Locke Capital Management Inc. and its chief executive, Leila Jenkins, lied repeatedly to customers by inventing clients who supposedly lived in Switzerland and had more than $1 billion in assets, the Securities and Exchange Commission charged today.
Ms. Jenkins, CEO, president and chief investment officer of the Newport, R.I.-based investment advisory firm, invented a “massive” phony customers in order to land real clients, the SEC said in a complaint filed in the U.S. District Court for the District of Rhode Island. In addition, she lied to SEC staff about the existence of the invented client and furnished the agency with bogus documents, including fake account statements, the agency said.

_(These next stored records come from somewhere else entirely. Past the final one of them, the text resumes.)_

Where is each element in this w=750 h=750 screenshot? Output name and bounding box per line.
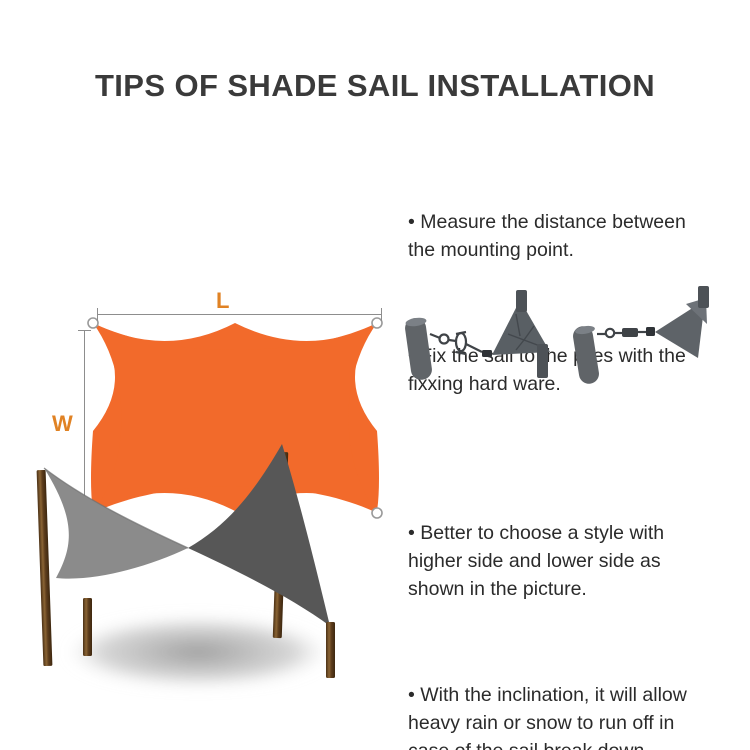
mounting-pile-icon (404, 317, 433, 382)
infographic-poster: TIPS OF SHADE SAIL INSTALLATION L W (0, 0, 750, 750)
ground-shadow (70, 618, 326, 686)
sail-panel-dark (188, 444, 330, 626)
turnbuckle-hardware-icon (430, 332, 482, 354)
shackle-icon (482, 350, 492, 357)
rectangular-sail-diagram: L W (0, 140, 400, 400)
hardware-assembly-left-illustration (404, 282, 569, 387)
post-back-left (83, 598, 92, 656)
length-dimension-tick-right (381, 308, 382, 321)
width-dimension-tick-top (78, 330, 91, 331)
hardware-assembly-right-illustration (566, 282, 750, 387)
post-front-left (37, 470, 53, 666)
tip-choose-high-low-style: • Better to choose a style with higher s… (408, 519, 750, 603)
tip-inclination-runoff: • With the inclination, it will allow he… (408, 681, 750, 750)
shackle-icon (646, 327, 655, 336)
length-dimension-tick-left (97, 308, 98, 321)
page-title: TIPS OF SHADE SAIL INSTALLATION (0, 68, 750, 104)
post-lower-icon (537, 344, 548, 378)
shade-sail-scene (0, 430, 405, 730)
length-dimension-line (97, 314, 381, 315)
length-label: L (216, 288, 229, 314)
sail-panel-light (44, 468, 188, 579)
post-upper-icon (698, 286, 709, 308)
installation-scene-diagram: HIGH LOW (0, 430, 405, 730)
post-upper-icon (516, 290, 527, 312)
post-front-right (326, 622, 335, 678)
mounting-pile-icon (572, 325, 601, 386)
turnbuckle-hardware-icon (597, 328, 646, 337)
tip-measure-distance: • Measure the distance between the mount… (408, 208, 750, 264)
tips-list-bottom: • Better to choose a style with higher s… (408, 463, 750, 750)
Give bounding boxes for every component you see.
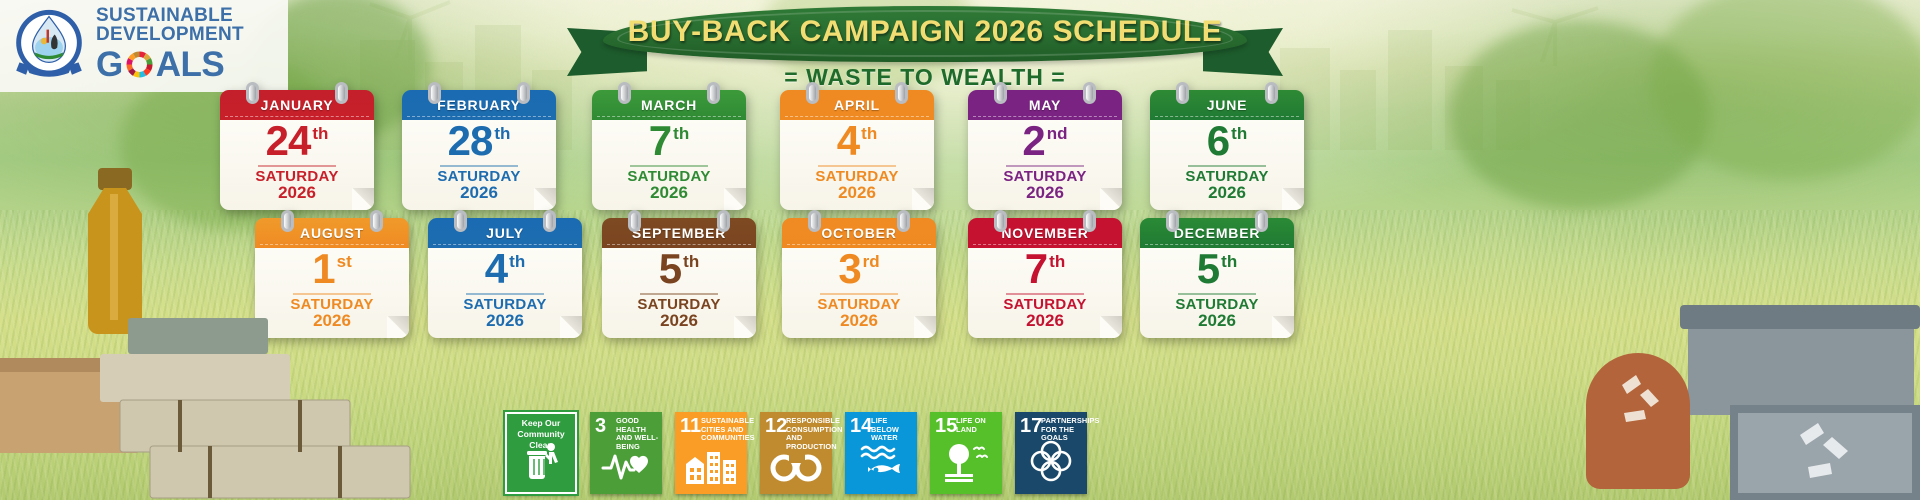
calendar-ring-right (370, 210, 383, 232)
calendar-month-header: AUGUST (255, 218, 409, 248)
calendar-ring-left (806, 82, 819, 104)
calendar-month-header: FEBRUARY (402, 90, 556, 120)
calendar-month-label: MARCH (641, 97, 697, 113)
calendar-day-row: 7th (649, 120, 689, 162)
calendar-day-number: 3 (838, 248, 860, 290)
calendar-month-header: MARCH (592, 90, 746, 120)
calendar-weekday-label: SATURDAY (290, 297, 373, 313)
calendar-day-number: 4 (837, 120, 859, 162)
calendar-ring-left (1166, 210, 1179, 232)
calendar-month-header: SEPTEMBER (602, 218, 756, 248)
calendar-ring-right (517, 82, 530, 104)
calendar-month-header: JANUARY (220, 90, 374, 120)
calendar-year-label: 2026 (838, 184, 876, 202)
badge-sdg-17[interactable]: 17PARTNERSHIPS FOR THE GOALS (1015, 412, 1087, 494)
calendar-day-ordinal: th (312, 125, 328, 142)
calendar-weekday-label: SATURDAY (1003, 169, 1086, 185)
calendar-day-row: 4th (837, 120, 877, 162)
calendar-card-february[interactable]: FEBRUARY28thSATURDAY2026 (402, 90, 556, 210)
badge-number: 11 (680, 416, 701, 436)
calendar-year-label: 2026 (660, 312, 698, 330)
calendar-ring-right (1083, 210, 1096, 232)
sdg-wordmark: SUSTAINABLE DEVELOPMENT G (96, 7, 244, 84)
badge-text: LIFE BELOW WATER (871, 417, 914, 443)
metal-bins-prop (1560, 285, 1920, 500)
calendar-card-july[interactable]: JULY4thSATURDAY2026 (428, 218, 582, 338)
calendar-weekday-label: SATURDAY (255, 169, 338, 185)
calendar-day-ordinal: th (861, 125, 877, 142)
calendar-month-label: AUGUST (300, 225, 364, 241)
calendar-ring-right (543, 210, 556, 232)
fish-waves-icon (845, 442, 917, 489)
calendar-month-label: APRIL (834, 97, 880, 113)
banner-subtitle: = WASTE TO WEALTH = (575, 64, 1275, 91)
campaign-banner: BUY-BACK CAMPAIGN 2026 SCHEDULE = WASTE … (575, 6, 1275, 92)
calendar-divider (1178, 293, 1256, 295)
calendar-day-number: 4 (485, 248, 507, 290)
calendar-divider (1006, 165, 1084, 167)
calendar-divider (258, 165, 336, 167)
calendar-weekday-label: SATURDAY (463, 297, 546, 313)
calendar-card-october[interactable]: OCTOBER3rdSATURDAY2026 (782, 218, 936, 338)
calendar-month-label: JULY (486, 225, 524, 241)
calendar-card-march[interactable]: MARCH7thSATURDAY2026 (592, 90, 746, 210)
calendar-ring-left (428, 82, 441, 104)
calendar-day-ordinal: th (1049, 253, 1065, 270)
calendar-month-label: FEBRUARY (437, 97, 521, 113)
calendar-card-january[interactable]: JANUARY24thSATURDAY2026 (220, 90, 374, 210)
calendar-body: 28thSATURDAY2026 (402, 116, 556, 210)
city-council-crest-icon (8, 5, 90, 87)
calendar-body: 4thSATURDAY2026 (428, 244, 582, 338)
calendar-body: 5thSATURDAY2026 (1140, 244, 1294, 338)
calendar-day-ordinal: th (673, 125, 689, 142)
calendar-divider (820, 293, 898, 295)
badge-sdg-11[interactable]: 11SUSTAINABLE CITIES AND COMMUNITIES (675, 412, 747, 494)
calendar-ring-left (618, 82, 631, 104)
calendar-weekday-label: SATURDAY (1185, 169, 1268, 185)
calendar-year-label: 2026 (1208, 184, 1246, 202)
calendar-month-label: JANUARY (261, 97, 334, 113)
calendar-body: 24thSATURDAY2026 (220, 116, 374, 210)
heartbeat-icon (590, 444, 662, 489)
calendar-day-number: 28 (448, 120, 493, 162)
calendar-card-june[interactable]: JUNE6thSATURDAY2026 (1150, 90, 1304, 210)
badge-number: 17 (1020, 416, 1042, 436)
litter-bin-icon (507, 438, 575, 487)
calendar-ring-right (1255, 210, 1268, 232)
cityscape-icon (675, 442, 747, 489)
calendar-day-number: 2 (1022, 120, 1044, 162)
calendar-month-label: OCTOBER (821, 225, 896, 241)
calendar-body: 3rdSATURDAY2026 (782, 244, 936, 338)
calendar-ring-right (707, 82, 720, 104)
calendar-weekday-label: SATURDAY (815, 169, 898, 185)
badge-sdg-15[interactable]: 15LIFE ON LAND (930, 412, 1002, 494)
sdg-color-wheel-icon (124, 49, 155, 80)
calendar-divider (630, 165, 708, 167)
calendar-card-september[interactable]: SEPTEMBER5thSATURDAY2026 (602, 218, 756, 338)
calendar-month-label: NOVEMBER (1001, 225, 1088, 241)
calendar-month-header: NOVEMBER (968, 218, 1122, 248)
calendar-ring-left (994, 210, 1007, 232)
calendar-month-label: SEPTEMBER (632, 225, 726, 241)
sdg-line-1: SUSTAINABLE (96, 7, 244, 25)
calendar-year-label: 2026 (1026, 312, 1064, 330)
banner-title: BUY-BACK CAMPAIGN 2026 SCHEDULE (628, 15, 1223, 49)
calendar-day-number: 5 (659, 248, 681, 290)
badge-sdg-12[interactable]: 12RESPONSIBLE CONSUMPTION AND PRODUCTION (760, 412, 832, 494)
calendar-body: 7thSATURDAY2026 (968, 244, 1122, 338)
calendar-ring-left (808, 210, 821, 232)
calendar-month-header: MAY (968, 90, 1122, 120)
calendar-divider (440, 165, 518, 167)
calendar-weekday-label: SATURDAY (1003, 297, 1086, 313)
calendar-day-row: 3rd (838, 248, 879, 290)
amber-bottle-prop (20, 160, 220, 340)
calendar-month-header: OCTOBER (782, 218, 936, 248)
calendar-month-header: JULY (428, 218, 582, 248)
calendar-ring-right (717, 210, 730, 232)
calendar-day-ordinal: st (337, 253, 352, 270)
sdg-goals-prefix: G (96, 45, 123, 85)
calendar-day-ordinal: th (509, 253, 525, 270)
calendar-day-ordinal: th (1221, 253, 1237, 270)
calendar-year-label: 2026 (1026, 184, 1064, 202)
calendar-ring-right (897, 210, 910, 232)
calendar-divider (818, 165, 896, 167)
calendar-ring-right (895, 82, 908, 104)
badge-text: RESPONSIBLE CONSUMPTION AND PRODUCTION (786, 417, 829, 451)
badge-number: 15 (935, 416, 957, 436)
calendar-weekday-label: SATURDAY (1175, 297, 1258, 313)
calendar-year-label: 2026 (460, 184, 498, 202)
sdg-badge-strip: Keep Our Community Clean3GOOD HEALTH AND… (505, 412, 1087, 494)
calendar-divider (640, 293, 718, 295)
infinity-icon (760, 452, 832, 489)
calendar-ring-left (1176, 82, 1189, 104)
calendar-day-ordinal: th (494, 125, 510, 142)
calendar-day-ordinal: nd (1047, 125, 1068, 142)
calendar-ring-right (335, 82, 348, 104)
calendar-body: 4thSATURDAY2026 (780, 116, 934, 210)
calendar-card-april[interactable]: APRIL4thSATURDAY2026 (780, 90, 934, 210)
calendar-month-header: APRIL (780, 90, 934, 120)
ribbon-body: BUY-BACK CAMPAIGN 2026 SCHEDULE (603, 6, 1247, 62)
calendar-card-november[interactable]: NOVEMBER7thSATURDAY2026 (968, 218, 1122, 338)
badge-text: LIFE ON LAND (956, 417, 999, 434)
calendar-weekday-label: SATURDAY (637, 297, 720, 313)
calendar-day-number: 1 (312, 248, 334, 290)
calendar-month-label: DECEMBER (1174, 225, 1261, 241)
badge-sdg-3[interactable]: 3GOOD HEALTH AND WELL-BEING (590, 412, 662, 494)
calendar-day-row: 2nd (1022, 120, 1067, 162)
sdg-goals-suffix: ALS (156, 45, 225, 85)
calendar-day-ordinal: rd (863, 253, 880, 270)
badge-keep-our-community-clean[interactable]: Keep Our Community Clean (505, 412, 577, 494)
badge-number: 3 (595, 416, 606, 436)
calendar-body: 1stSATURDAY2026 (255, 244, 409, 338)
calendar-year-label: 2026 (840, 312, 878, 330)
calendar-day-ordinal: th (683, 253, 699, 270)
calendar-ring-left (246, 82, 259, 104)
calendar-day-row: 7th (1025, 248, 1065, 290)
calendar-month-header: JUNE (1150, 90, 1304, 120)
calendar-ring-left (454, 210, 467, 232)
calendar-year-label: 2026 (486, 312, 524, 330)
calendar-weekday-label: SATURDAY (437, 169, 520, 185)
calendar-month-label: JUNE (1207, 97, 1248, 113)
calendar-day-row: 28th (448, 120, 511, 162)
calendar-card-december[interactable]: DECEMBER5thSATURDAY2026 (1140, 218, 1294, 338)
calendar-card-may[interactable]: MAY2ndSATURDAY2026 (968, 90, 1122, 210)
calendar-body: 7thSATURDAY2026 (592, 116, 746, 210)
badge-sdg-14[interactable]: 14LIFE BELOW WATER (845, 412, 917, 494)
calendar-day-number: 7 (1025, 248, 1047, 290)
sdg-logo-panel: SUSTAINABLE DEVELOPMENT G (0, 0, 288, 92)
interlocking-circles-icon (1015, 438, 1087, 489)
calendar-day-number: 7 (649, 120, 671, 162)
calendar-body: 5thSATURDAY2026 (602, 244, 756, 338)
calendar-month-label: MAY (1029, 97, 1061, 113)
calendar-divider (1006, 293, 1084, 295)
calendar-day-number: 6 (1207, 120, 1229, 162)
calendar-day-row: 4th (485, 248, 525, 290)
calendar-divider (293, 293, 371, 295)
calendar-body: 6thSATURDAY2026 (1150, 116, 1304, 210)
calendar-weekday-label: SATURDAY (627, 169, 710, 185)
calendar-divider (1188, 165, 1266, 167)
calendar-day-row: 5th (1197, 248, 1237, 290)
calendar-day-ordinal: th (1231, 125, 1247, 142)
sdg-line-2: DEVELOPMENT (96, 26, 244, 44)
calendar-ring-left (281, 210, 294, 232)
badge-text: SUSTAINABLE CITIES AND COMMUNITIES (701, 417, 744, 443)
calendar-ring-right (1265, 82, 1278, 104)
badge-number: 12 (765, 416, 787, 436)
tree-birds-icon (930, 440, 1002, 489)
calendar-day-row: 24th (266, 120, 329, 162)
calendar-ring-left (628, 210, 641, 232)
calendar-year-label: 2026 (313, 312, 351, 330)
calendar-day-number: 24 (266, 120, 311, 162)
calendar-year-label: 2026 (278, 184, 316, 202)
calendar-ring-left (994, 82, 1007, 104)
calendar-weekday-label: SATURDAY (817, 297, 900, 313)
calendar-card-august[interactable]: AUGUST1stSATURDAY2026 (255, 218, 409, 338)
calendar-month-header: DECEMBER (1140, 218, 1294, 248)
badge-number: 14 (850, 416, 872, 436)
calendar-body: 2ndSATURDAY2026 (968, 116, 1122, 210)
calendar-ring-right (1083, 82, 1096, 104)
calendar-day-row: 5th (659, 248, 699, 290)
calendar-year-label: 2026 (650, 184, 688, 202)
calendar-day-row: 6th (1207, 120, 1247, 162)
calendar-divider (466, 293, 544, 295)
calendar-day-number: 5 (1197, 248, 1219, 290)
calendar-day-row: 1st (312, 248, 351, 290)
calendar-year-label: 2026 (1198, 312, 1236, 330)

Ms. Jenkins maintains residences in Newport and Palm Beach, Fla., the SEC said. International securities officials assisted the SEC in making the case, including the U.K. Financial Services Authority, the Swiss Financial Market Supervisory Authority and Spain’s Comisión Nacional del Mercado de Valores.
The SEC said it is continuing to investigate the case.
The fraud was conducted from at least 2003 to 2009, the SEC said. Ms. Jenkins and Locke, which listed $1.3 billion in assets on an ADV disclosure form dated Feb. 2008, also misrepresented the performance of the advisory firm for years, according to the SEC’s release.
The conduct “was particularly egregious because Jenkins lied to the SEC staff to try to escape detection,” SEC enforcement division director George Curtis said in the release.
"We've not yet been served with the complaint, but to our understanding there's no issue here of any client funds or securities being missing or misappropriated," said Ed Searby, a partner with Cleveland law firm McDonald Hopkins LLC, who represents Ms. Jenkins and Locke Capital Management.